We understand this is related to #732 and #187. We don't have any problem with unacknowledged messages being redelivered first on resume, this is actually fine for our use case. But having all messages re-delivered at once is a problem as there could be a LOT of them. This could send the first listening subscription into a sudden heavy load situation.
To replicate
If we have a running nats-streaming-server
and we have a subscriber (below in Node) that only acknowledges messages that are strings that equal bob
. (subscriber.js)
const stan = require('node-nats-streaming');
const os = require('os');
// Client Id
const clientId = `${os.hostname()}.${process.pid}`.replace(/\./g, '-');
// Transport
const transport = stan.connect('test-cluster', clientId);
transport.on('connect', function () {
// Generic function
const caller = (msg) => {
console.log('Function', msg.getSequence(), msg.getData());
if (msg.getData() === 'bob') {
console.log('Got a bob message');
msg.ack()
}
}
// Generic function
const wrapper = (msg) => {
caller(msg);
}
const exit = () => {
transport.close();
}
// Set options
const options = transport.subscriptionOptions();
options.setAckWait(2000);
options.setMaxInFlight(2);
options.setManualAckMode(true);
options.setDurableName('nlp.a');
// Subscribe
const subscription = transport.subscribe('nlp.a', 'q.nlp.a', options);
subscription.on('message', wrapper);
process.on('SIGTERM', exit);
process.on('SIGINT', exit);
process.on('SIGQUIT', exit);
// Done
console.log('Ready');
})
If we run multiple instances of this, messages are shared between the instances (queue name), if one instance is stopped and started it will resume and join the group again. If we send bob
messages and non bob messages via: (caller.js)

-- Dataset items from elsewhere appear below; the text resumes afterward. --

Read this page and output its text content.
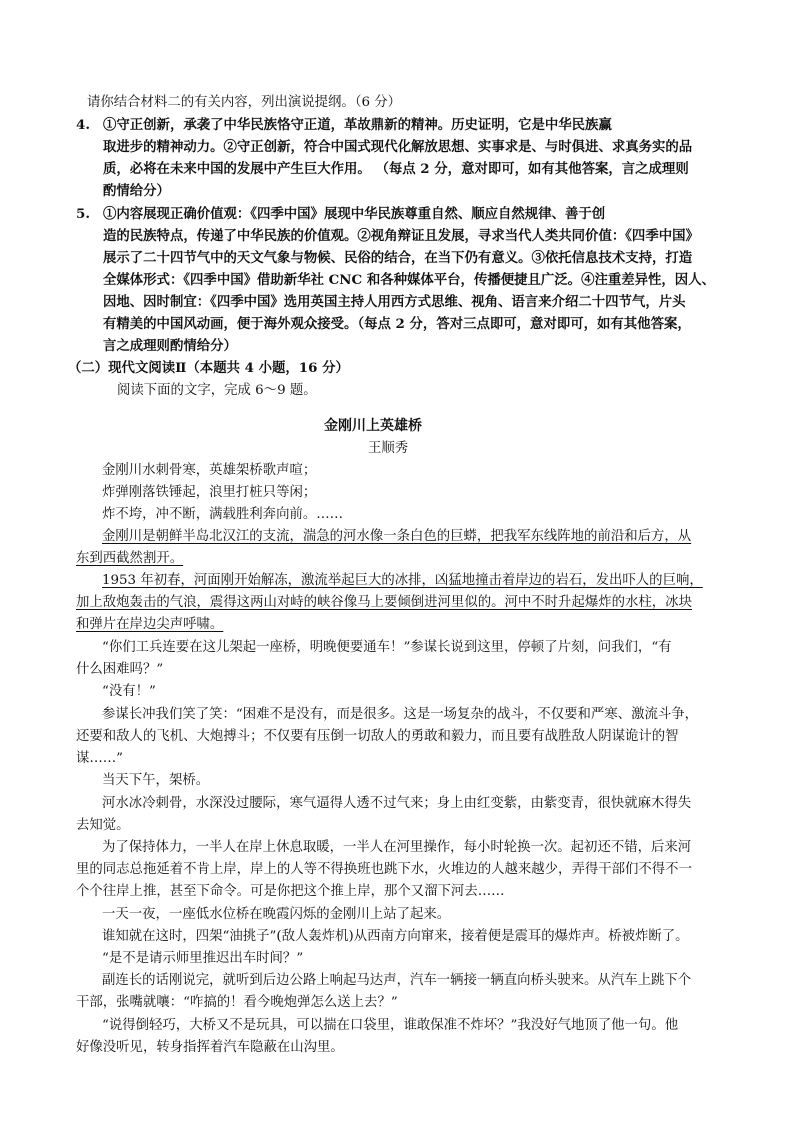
请你结合材料二的有关内容，列出演说提纲。（6 分）
4. ①守正创新，承袭了中华民族恪守正道，革故鼎新的精神。历史证明，它是中华民族赢
取进步的精神动力。②守正创新，符合中国式现代化解放思想、实事求是、与时俱进、求真务实的品
质，必将在未来中国的发展中产生巨大作用。 （每点 2 分，意对即可，如有其他答案，言之成理则
酌情给分）
5. ①内容展现正确价值观：《四季中国》展现中华民族尊重自然、顺应自然规律、善于创
造的民族特点，传递了中华民族的价值观。②视角辩证且发展，寻求当代人类共同价值：《四季中国》
展示了二十四节气中的天文气象与物候、民俗的结合，在当下仍有意义。③依托信息技术支持，打造
全媒体形式：《四季中国》借助新华社 CNC 和各种媒体平台，传播便捷且广泛。④注重差异性，因人、
因地、因时制宜：《四季中国》选用英国主持人用西方式思维、视角、语言来介绍二十四节气，片头
有精美的中国风动画，便于海外观众接受。（每点 2 分，答对三点即可，意对即可，如有其他答案，
言之成理则酌情给分）
（二）现代文阅读Ⅱ（本题共 4 小题，16 分）
阅读下面的文字，完成 6～9 题。
金刚川上英雄桥
王顺秀
金刚川水刺骨寒，英雄架桥歌声喧；
炸弹刚落铁锤起，浪里打桩只等闲；
炸不垮，冲不断，满载胜利奔向前。……
金刚川是朝鲜半岛北汉江的支流，湍急的河水像一条白色的巨蟒，把我军东线阵地的前沿和后方，从
东到西截然割开。
1953 年初春，河面刚开始解冻，激流举起巨大的冰排，凶猛地撞击着岸边的岩石，发出吓人的巨响，
加上敌炮轰击的气浪，震得这两山对峙的峡谷像马上要倾倒进河里似的。河中不时升起爆炸的水柱，冰块
和弹片在岸边尖声呼啸。
“你们工兵连要在这儿架起一座桥，明晚便要通车！”参谋长说到这里，停顿了片刻，问我们，“有
什么困难吗？”
“没有！”
参谋长冲我们笑了笑：“困难不是没有，而是很多。这是一场复杂的战斗，不仅要和严寒、激流斗争，
还要和敌人的飞机、大炮搏斗；不仅要有压倒一切敌人的勇敢和毅力，而且要有战胜敌人阴谋诡计的智
谋……”
当天下午，架桥。
河水冰冷刺骨，水深没过腰际，寒气逼得人透不过气来；身上由红变紫，由紫变青，很快就麻木得失
去知觉。
为了保持体力，一半人在岸上休息取暖，一半人在河里操作，每小时轮换一次。起初还不错，后来河
里的同志总拖延着不肯上岸，岸上的人等不得换班也跳下水，火堆边的人越来越少，弄得干部们不得不一
个个往岸上推，甚至下命令。可是你把这个推上岸，那个又溜下河去……
一天一夜，一座低水位桥在晚霞闪烁的金刚川上站了起来。
谁知就在这时，四架“油挑子”(敌人轰炸机)从西南方向窜来，接着便是震耳的爆炸声。桥被炸断了。
“是不是请示师里推迟出车时间？”
副连长的话刚说完，就听到后边公路上响起马达声，汽车一辆接一辆直向桥头驶来。从汽车上跳下个
干部，张嘴就嚷：“咋搞的！看今晚炮弹怎么送上去？”
“说得倒轻巧，大桥又不是玩具，可以揣在口袋里，谁敢保准不炸坏？”我没好气地顶了他一句。他
好像没听见，转身指挥着汽车隐蔽在山沟里。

const stan = require('node-nats-streaming');
const os = require('os');
// Client Id
const clientId = `${os.hostname()}.${process.pid}`.replace(/\./g, '-');
// Transport
const transport = stan.connect('test-cluster', clientId);
transport.on('connect', function () {
for (let i = 0; i < 8; i++) {
transport.publish('nlp.a', JSON.stringify({ a: 'a' }), function (err, uid) {
console.log('Message recieved ', uid);
})
}
for (let i = 0; i < 8; i++) {
transport.publish('nlp.a', 'bob', function (err, uid) {
console.log('Bob message recieved ', uid);
})
}
})
You can see bob messages appearing and being acknowledged and after sometime you can observe all the retries happening. If you then close both instances of the of the subscriber.js
and start just one instance of subsriber.js
again; it receives more that the maxInFlight
messages (in this example 2). This number could get very large very quickly in our situation.